Dava, 3402 sayılı Kanunun 12/3 maddesi uyarınca açılan tapu iptali ve tescil istemine ilişkindir.
Çekişmeli taşınmazın bulunduğu yerde 1988 yılında 6831 sayılı Kanunun 3302 sayılı Kanunla değişik hükümlerine göre yapılıp 30.05.1990 tarihinde ilân edilerek kesinleşen orman kadastrosu ve 2/B madde uygulaması vardır.

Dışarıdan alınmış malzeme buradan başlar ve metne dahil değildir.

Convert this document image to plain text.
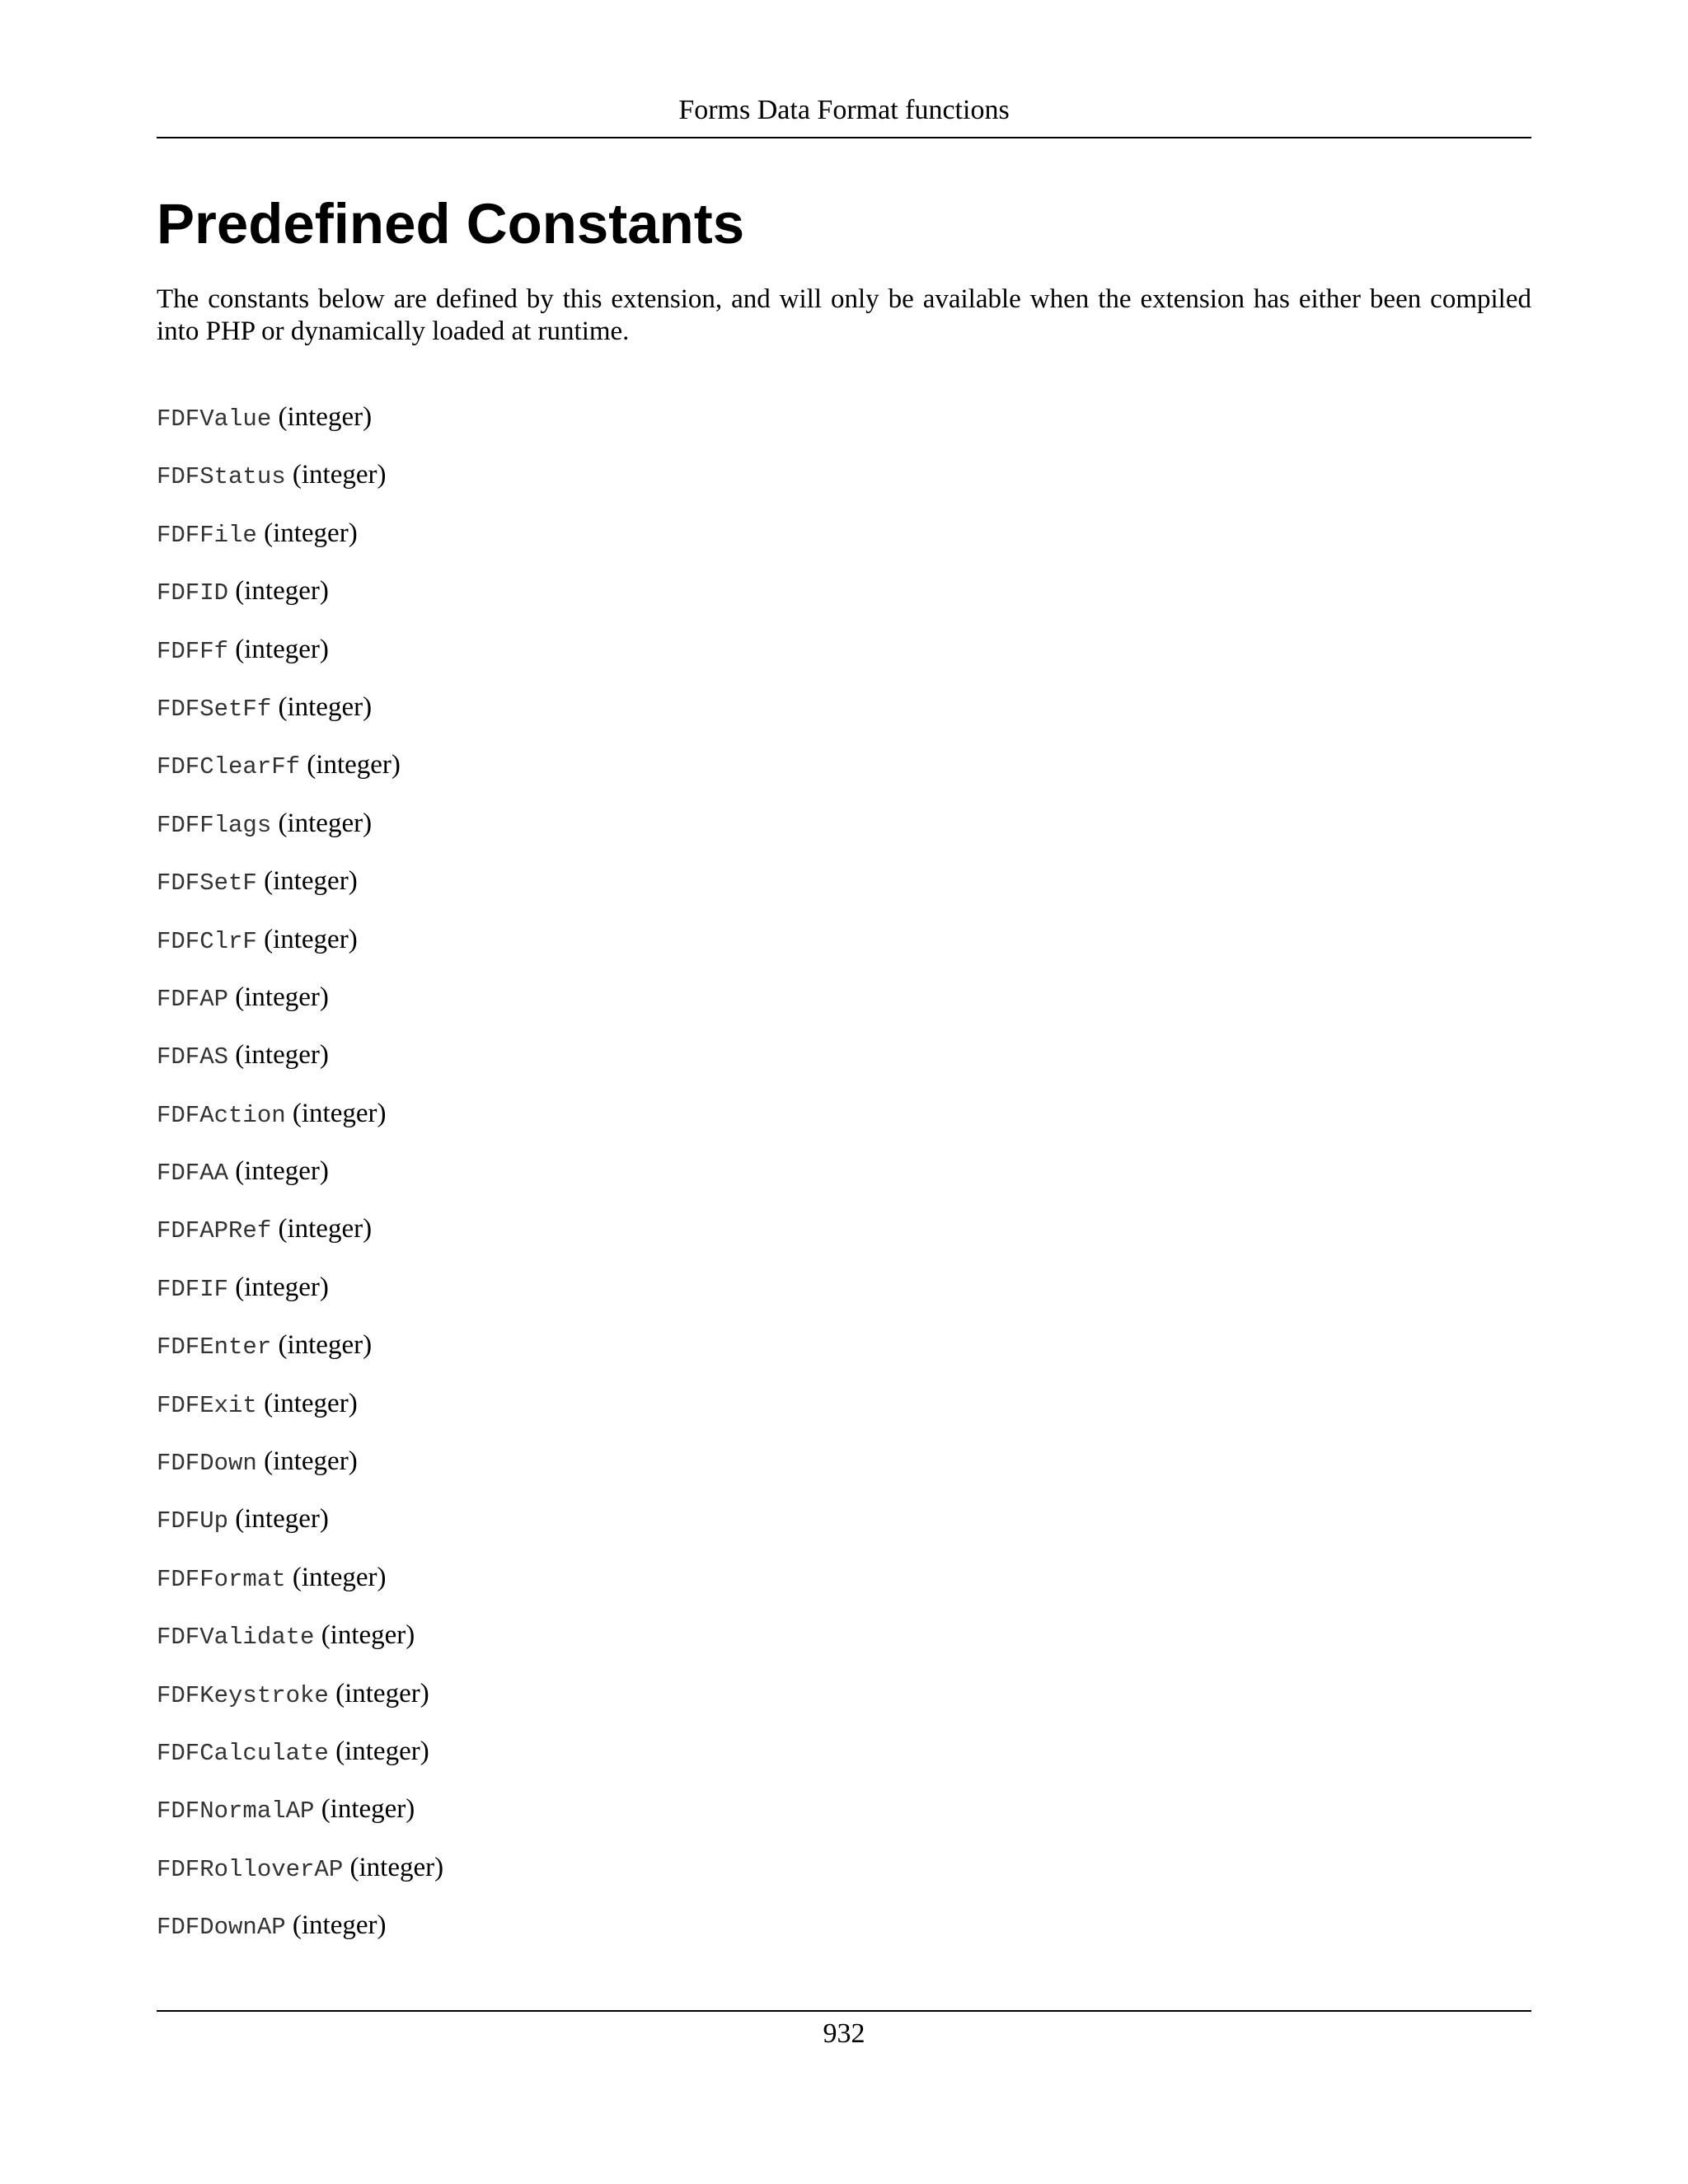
Forms Data Format functions
Predefined Constants

The constants below are defined by this extension, and will only be available when the extension has either been compiled into PHP or dynamically loaded at runtime.

FDFValue (integer)
FDFStatus (integer)
FDFFile (integer)
FDFID (integer)
FDFFf (integer)
FDFSetFf (integer)
FDFClearFf (integer)
FDFFlags (integer)
FDFSetF (integer)
FDFClrF (integer)
FDFAP (integer)
FDFAS (integer)
FDFAction (integer)
FDFAA (integer)
FDFAPRef (integer)
FDFIF (integer)
FDFEnter (integer)
FDFExit (integer)
FDFDown (integer)
FDFUp (integer)
FDFFormat (integer)
FDFValidate (integer)
FDFKeystroke (integer)
FDFCalculate (integer)
FDFNormalAP (integer)
FDFRolloverAP (integer)
FDFDownAP (integer)
932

Dosya kapsamına ve mahkemece uyulan bozma kararı gereğince işlem yapılarak hüküm kurulmuş olduğuna göre, yerinde görülmeyen temyiz itirazlarının reddiyle, usûl ve kanuna uygun olan hükmün ONANMASINA, aşağıda yazılı onama harcının ... ... yükletilmesine, ... harç alınmasına yer olmadığına 21/06/2016 gününde oy birliği ile karar verildi.